Yesterday, Frydenberg foreshadowed fringe benefit tax exemptions for all businesses supposedly retraining or reskilling workers who face redundancy, and for small and medium businesses who supply items such as laptops and phones to workers.

In addition, businesses with turnovers between $10 million and $50 million will be entitled to 10 tax concessions now only available to small businesses. These payouts will be retrospectively backdated to July 1. Eligible businesses will be able to immediately deduct certain start-up expenses and prepaid expenditure.

Despite these handouts, the financial elite is demanding more, and a faster turn to “budget repair” austerity measures. An Australian Financial Review editorial on September 30 said the government’s promise to delay spending cuts for now was “good politics, and stops critics from slapping on the damaging austerity tag.”

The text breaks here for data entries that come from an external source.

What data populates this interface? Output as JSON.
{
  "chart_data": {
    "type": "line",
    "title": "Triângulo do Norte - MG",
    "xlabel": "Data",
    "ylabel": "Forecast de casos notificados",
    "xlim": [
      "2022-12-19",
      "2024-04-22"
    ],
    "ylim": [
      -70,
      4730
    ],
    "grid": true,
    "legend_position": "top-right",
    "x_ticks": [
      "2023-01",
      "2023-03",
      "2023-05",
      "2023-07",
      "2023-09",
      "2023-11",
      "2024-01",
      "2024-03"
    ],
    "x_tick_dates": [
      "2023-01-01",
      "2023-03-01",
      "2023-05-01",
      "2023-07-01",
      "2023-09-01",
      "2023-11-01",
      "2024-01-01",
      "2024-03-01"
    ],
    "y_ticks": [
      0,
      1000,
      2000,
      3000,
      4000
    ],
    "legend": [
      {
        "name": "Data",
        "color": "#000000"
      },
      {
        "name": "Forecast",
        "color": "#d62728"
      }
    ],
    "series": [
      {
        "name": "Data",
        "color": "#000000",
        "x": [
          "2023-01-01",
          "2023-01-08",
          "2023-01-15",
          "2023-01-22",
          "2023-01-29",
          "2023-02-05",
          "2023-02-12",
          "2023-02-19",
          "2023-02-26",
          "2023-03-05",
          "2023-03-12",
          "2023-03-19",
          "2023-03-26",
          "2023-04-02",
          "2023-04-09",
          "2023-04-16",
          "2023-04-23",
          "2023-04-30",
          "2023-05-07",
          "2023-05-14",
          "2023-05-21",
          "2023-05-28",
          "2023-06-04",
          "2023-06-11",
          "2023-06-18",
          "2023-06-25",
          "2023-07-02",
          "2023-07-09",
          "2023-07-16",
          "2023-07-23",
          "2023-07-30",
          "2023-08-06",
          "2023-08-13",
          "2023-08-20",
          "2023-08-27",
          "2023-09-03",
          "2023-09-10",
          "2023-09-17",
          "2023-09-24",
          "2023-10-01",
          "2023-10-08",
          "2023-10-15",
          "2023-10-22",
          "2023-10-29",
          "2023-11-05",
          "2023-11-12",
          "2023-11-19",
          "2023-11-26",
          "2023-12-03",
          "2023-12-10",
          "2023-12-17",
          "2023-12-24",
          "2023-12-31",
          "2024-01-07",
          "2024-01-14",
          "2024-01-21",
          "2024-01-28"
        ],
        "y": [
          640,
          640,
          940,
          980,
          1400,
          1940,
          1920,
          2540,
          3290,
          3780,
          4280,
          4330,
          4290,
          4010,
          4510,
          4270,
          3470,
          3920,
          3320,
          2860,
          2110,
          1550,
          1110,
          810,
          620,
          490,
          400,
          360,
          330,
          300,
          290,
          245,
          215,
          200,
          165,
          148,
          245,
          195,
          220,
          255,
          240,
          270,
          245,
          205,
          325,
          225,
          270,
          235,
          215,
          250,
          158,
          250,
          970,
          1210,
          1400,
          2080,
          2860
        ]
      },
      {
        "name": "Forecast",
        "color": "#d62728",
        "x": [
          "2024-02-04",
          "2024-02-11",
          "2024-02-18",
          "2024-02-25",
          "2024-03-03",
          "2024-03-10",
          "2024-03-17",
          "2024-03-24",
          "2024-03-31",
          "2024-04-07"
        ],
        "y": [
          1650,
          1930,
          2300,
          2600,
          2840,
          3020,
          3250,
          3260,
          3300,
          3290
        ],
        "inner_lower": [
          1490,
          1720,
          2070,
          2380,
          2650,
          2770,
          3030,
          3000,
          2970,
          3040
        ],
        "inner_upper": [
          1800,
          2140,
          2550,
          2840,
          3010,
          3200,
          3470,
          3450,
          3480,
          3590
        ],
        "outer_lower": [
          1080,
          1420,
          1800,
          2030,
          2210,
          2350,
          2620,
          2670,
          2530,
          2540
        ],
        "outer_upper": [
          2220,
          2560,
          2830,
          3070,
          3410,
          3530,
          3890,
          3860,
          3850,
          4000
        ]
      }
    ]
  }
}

But the newspaper complained that waiting for unemployment to fall before imposing austerity “looks too much like the economic equivalent of insisting that virus infections be eliminated forever.” In the sentence, the editorial gave voice to the twin demands of the financial aristocracy: get all workers back into workplaces, regardless of the COVID-19 risk, to generate profit, and make the working class pay for the health and economic catastrophe.

The editorial further insisted that a “determined and resolute government” must remove “inflexible workplace rules and inefficient taxes.”

As recent developments have underscored, in order to fight this assault, workers and youth need to make a complete political break from the Labor Party opposition and the unions. These apparatuses are doing their utmost to help deliver the ruling class’s demands. Behind the backs of workers, for four months the unions have pursued “confidential” talks with the government and employer groups on “industrial relations reform.” Labor leader Anthony Albanese gave a “vision” speech this week, echoing the call for budget “discipline” and “back to work.”